As for that Apple intelligence… it is seemingly baked into every corner of the iPhone. It can help you write, generate and edit images.

Siri will be able to pull useful information from your email, messages, and apps in a private way to answer your most complex questions like “What time is my flight tomorrow morning?” or “Do I have any reservations for my upcoming Hawaii trip?”

Apple says it is keeping many AI tasks on the phone for maximum privacy, but if a request must go to the cloud for processing, Apple is using its own servers and data isn’t stored or shared after the request is finished.

If Siri’s answer isn’t enough, the voice assistant will ask you if you want to send your question to ChatGPT. For privacy reasons, you’ll have to give your specific approval each time.

Apple plans to add more third-party AI assistants to the mix as time goes on; they specifically mentioned that they were talking to Google for Gemini but didn’t give a timeline.

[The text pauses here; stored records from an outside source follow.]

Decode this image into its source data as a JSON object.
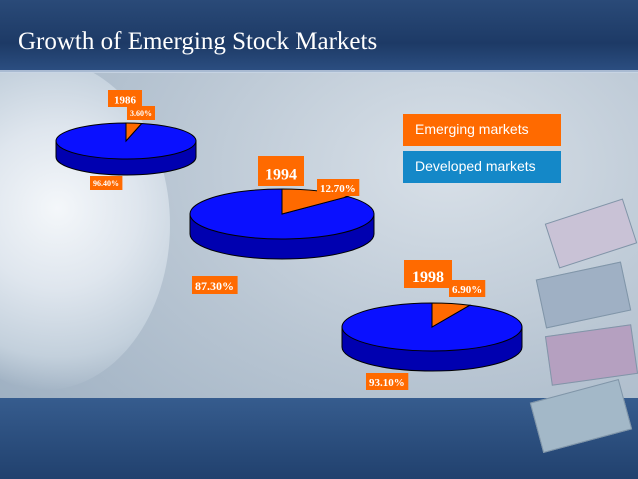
{
  "slide": {
    "title": "Growth of Emerging Stock Markets"
  },
  "colors": {
    "emerging": "#ff6a00",
    "developed": "#0a10ff",
    "developed_side": "#0000b0",
    "legend_developed": "#1488c8"
  },
  "legend": {
    "items": [
      {
        "label": "Emerging markets"
      },
      {
        "label": "Developed markets"
      }
    ]
  },
  "chart_data": {
    "type": "pie",
    "series_names": [
      "Emerging markets",
      "Developed markets"
    ],
    "charts": [
      {
        "year": "1986",
        "emerging": 3.6,
        "developed": 96.4,
        "emerging_label": "3.60%",
        "developed_label": "96.40%"
      },
      {
        "year": "1994",
        "emerging": 12.7,
        "developed": 87.3,
        "emerging_label": "12.70%",
        "developed_label": "87.30%"
      },
      {
        "year": "1998",
        "emerging": 6.9,
        "developed": 93.1,
        "emerging_label": "6.90%",
        "developed_label": "93.10%"
      }
    ]
  }
}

“I think they did a very good job of narrowing down what the AI does, what Apple Intelligence can do in terms of this. [It] will help you be a better writer, it will help you communicate better with image generation in playful ways, ways that people already use,” said Zac Hall, editor at large at the website 9to5Mac.

iOS 18 launches in the fall. It will be compatible with the iPhone XR and up as well as the iPhone SE 2. But, if you want those fancy new Apple Intelligence features, you’ll need an iPhone 15 Pro and up, which means a lot of people might be eyeing a hardware upgrade in the fall.